Prenatal Acetamiprid Exposure Enhances Microglial Activation in Primary Microglia Culture.

Abstract

Prenatal exposure to environmental chemicals, including pesticides, has been epidemiologically linked to neurodevelopmental disorders. Acetamiprid, a nicotine-mimetic insecticide, has been shown to cause neurotoxicity and abnormal neuronal distribution in rats. Furthermore, acetamiprid has been reported to activate microglia, the resident immune cells of the central nervous system, via a transition to an amoeboid shape with increased phagocytic activity in prenatally exposed neonatal mice. However, the impact of prenatal exposure to acetamiprid on offspring's microglial morphology and function remains inadequately understood. Here, we investigated the effects of prenatal exposure to acetamiprid on offspring microglial morphology and phagocytic function in response to ATP, which is released from distressed cells and results in microglial activation.
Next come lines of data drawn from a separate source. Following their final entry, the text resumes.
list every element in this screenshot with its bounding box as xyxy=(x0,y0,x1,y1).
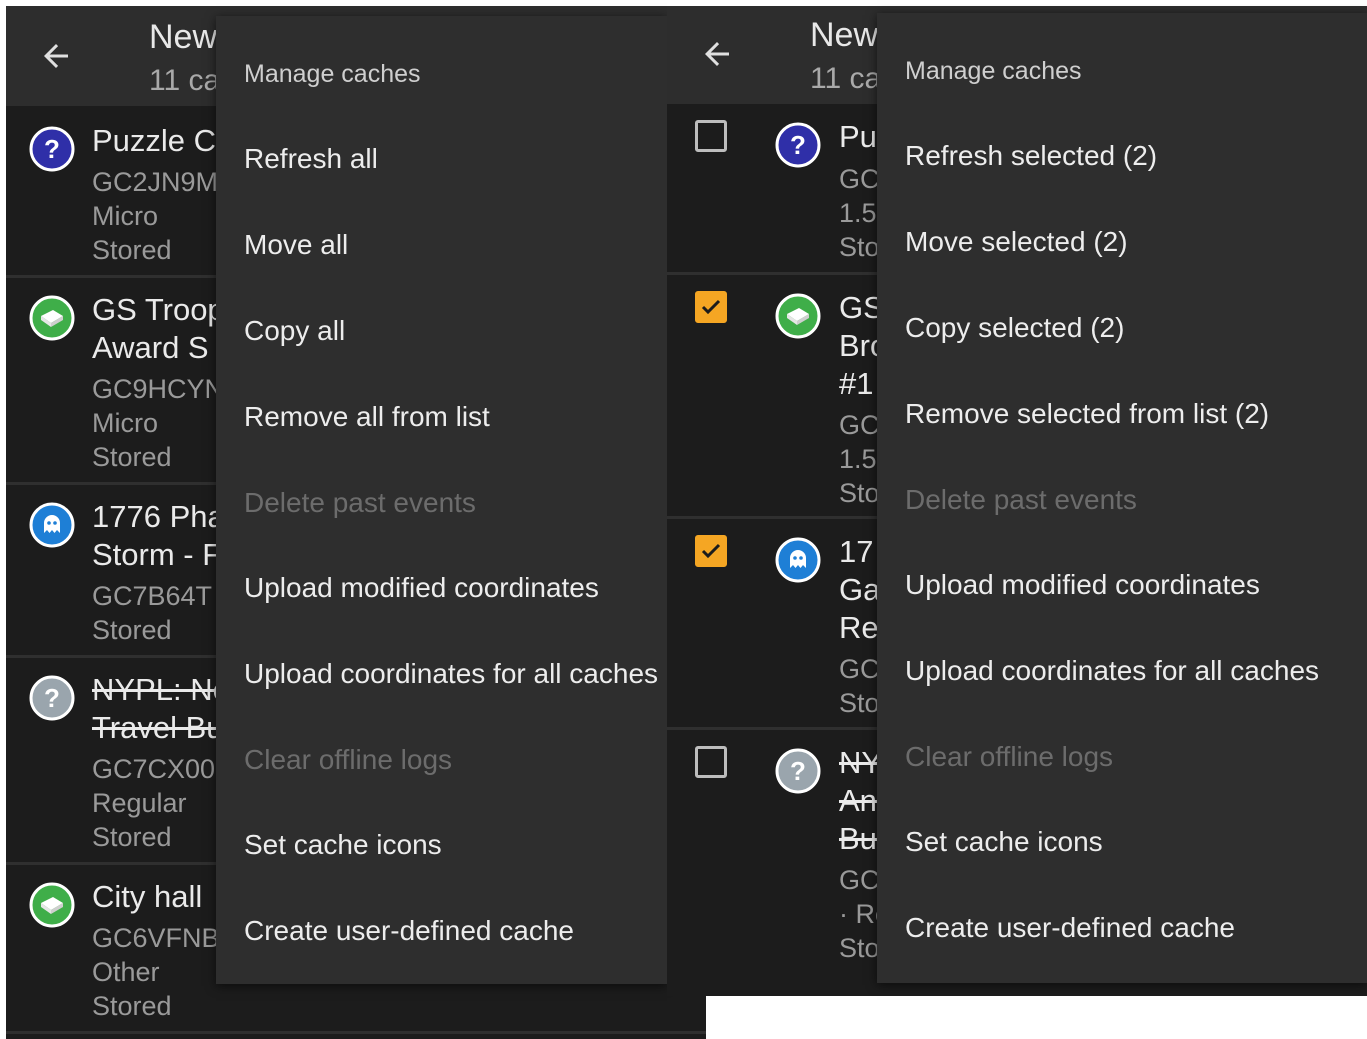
traditional-cache-icon xyxy=(29,295,75,341)
cache-name: Pu xyxy=(839,119,877,154)
traditional-cache-icon xyxy=(775,293,821,339)
cache-status: Stored xyxy=(92,235,172,265)
select-checkbox[interactable] xyxy=(695,291,727,323)
menu-item-refresh-all[interactable]: Refresh all xyxy=(244,143,378,175)
mystery-cache-icon: ? xyxy=(29,675,75,721)
mystery-cache-icon: ? xyxy=(29,126,75,172)
cache-name: 17 xyxy=(839,534,874,569)
cache-name-line2: Travel Bu xyxy=(92,710,224,745)
menu-item-copy-selected[interactable]: Copy selected (2) xyxy=(905,312,1124,344)
menu-item-move-selected[interactable]: Move selected (2) xyxy=(905,226,1128,258)
menu-item-move-all[interactable]: Move all xyxy=(244,229,348,261)
cache-code: GC9HCYN xyxy=(92,374,225,404)
menu-item-remove-selected[interactable]: Remove selected from list (2) xyxy=(905,398,1269,430)
cache-name-line2: An xyxy=(839,783,877,818)
svg-text:?: ? xyxy=(790,130,806,160)
cache-status: Stored xyxy=(92,442,172,472)
traditional-cache-icon xyxy=(29,882,75,928)
mystery-cache-icon: ? xyxy=(775,122,821,168)
cache-name-line2: Ga xyxy=(839,572,881,607)
cache-code: GC6VFNB xyxy=(92,923,220,953)
list-title: New xyxy=(810,16,879,54)
cache-code: GC xyxy=(839,654,880,684)
cache-status: Sto xyxy=(839,478,880,508)
cache-name: City hall xyxy=(92,879,203,914)
svg-text:?: ? xyxy=(44,683,60,713)
svg-text:?: ? xyxy=(44,134,60,164)
cache-name: Puzzle C xyxy=(92,123,217,158)
cache-code: GC xyxy=(839,865,880,895)
select-checkbox[interactable] xyxy=(695,535,727,567)
list-subtitle: 11 ca xyxy=(810,62,882,95)
cache-size: Micro xyxy=(92,408,158,438)
menu-item-set-cache-icons[interactable]: Set cache icons xyxy=(244,829,442,861)
event-cache-icon xyxy=(29,502,75,548)
cache-status: Sto xyxy=(839,933,880,963)
cache-name-line3: #1 xyxy=(839,366,874,401)
cache-status: Stored xyxy=(92,822,172,852)
cache-size: Other xyxy=(92,957,160,987)
cache-name: 1776 Pha xyxy=(92,499,225,534)
menu-item-set-cache-icons[interactable]: Set cache icons xyxy=(905,826,1103,858)
list-subtitle: 11 ca xyxy=(149,64,221,97)
checkmark-icon xyxy=(701,543,721,559)
menu-header: Manage caches xyxy=(905,57,1082,85)
menu-item-upload-modified-coordinates[interactable]: Upload modified coordinates xyxy=(244,572,599,604)
menu-item-copy-all[interactable]: Copy all xyxy=(244,315,345,347)
back-arrow-icon[interactable] xyxy=(38,38,74,74)
cache-name-line3: Re xyxy=(839,610,879,645)
cache-status: Stored xyxy=(92,615,172,645)
mystery-cache-icon: ? xyxy=(775,748,821,794)
cache-size: Regular xyxy=(92,788,187,818)
event-cache-icon xyxy=(775,537,821,583)
menu-item-remove-all[interactable]: Remove all from list xyxy=(244,401,490,433)
menu-item-delete-past-events: Delete past events xyxy=(244,487,476,518)
menu-header: Manage caches xyxy=(244,60,421,88)
checkmark-icon xyxy=(701,299,721,315)
menu-item-create-user-defined-cache[interactable]: Create user-defined cache xyxy=(244,915,574,947)
back-arrow-icon[interactable] xyxy=(699,36,735,72)
svg-text:?: ? xyxy=(790,756,806,786)
cache-code: GC7B64T xyxy=(92,581,213,611)
menu-item-upload-all-coordinates[interactable]: Upload coordinates for all caches xyxy=(244,658,658,690)
menu-item-clear-offline-logs: Clear offline logs xyxy=(905,741,1114,772)
cache-name-line2: Storm - F xyxy=(92,537,222,572)
cache-size: Micro xyxy=(92,201,158,231)
cache-code: GC2JN9M xyxy=(92,167,219,197)
cache-code: GC xyxy=(839,164,880,194)
manage-caches-menu: Manage caches Refresh selected (2) Move … xyxy=(877,13,1367,983)
menu-item-upload-modified-coordinates[interactable]: Upload modified coordinates xyxy=(905,569,1260,601)
cache-name-line2: Award S xyxy=(92,330,209,365)
manage-caches-menu: Manage caches Refresh all Move all Copy … xyxy=(216,16,667,984)
select-checkbox[interactable] xyxy=(695,120,727,152)
menu-item-clear-offline-logs: Clear offline logs xyxy=(244,744,453,775)
cache-name: GS Troop xyxy=(92,292,225,327)
cache-name-line3: Bu xyxy=(839,821,877,856)
cache-status: Sto xyxy=(839,232,880,262)
cache-distance: 1.5 xyxy=(839,198,877,228)
cache-status: Stored xyxy=(92,991,172,1021)
cache-distance: 1.5 xyxy=(839,444,877,474)
menu-item-delete-past-events: Delete past events xyxy=(905,484,1137,515)
menu-item-refresh-selected[interactable]: Refresh selected (2) xyxy=(905,140,1157,172)
cache-status: Sto xyxy=(839,688,880,718)
menu-item-upload-all-coordinates[interactable]: Upload coordinates for all caches xyxy=(905,655,1319,687)
cache-name: NYPL: Ne xyxy=(92,672,230,707)
select-checkbox[interactable] xyxy=(695,746,727,778)
menu-item-create-user-defined-cache[interactable]: Create user-defined cache xyxy=(905,912,1235,944)
cache-code: GC xyxy=(839,410,880,440)
list-title: New xyxy=(149,18,218,56)
cache-code: GC7CX00 xyxy=(92,754,216,784)
cache-name: NY xyxy=(839,745,883,780)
We found that acetamiprid-exposed microglia significantly increased interleukin-1β (IL-1β) levels in both conditions, without and with ATP stimulation compared to microglia derived from offspring that were prenatally exposed to dimethyl sulfoxide or non-treated. In addition, microglia from offspring prenatally exposed to acetamiprid underwent morphological changes upon ATP stimulation. Given that elevated IL-1β levels are often accompanied by changes in phagocytic function, we next assessed phagocytosis under the same conditions. While phagocytosis was enhanced in the offspring prenatally exposed to acetamiprid, ATP failed to further induce phagocytic function. These findings suggest that prenatal exposure to acetamiprid enhances microglial activity but impairs the phagocytotic reactivity of offspring microglia to ATP stimulation. Further studies are needed to clarify the underlying mechanisms and potential neurodevelopmental consequences in humans.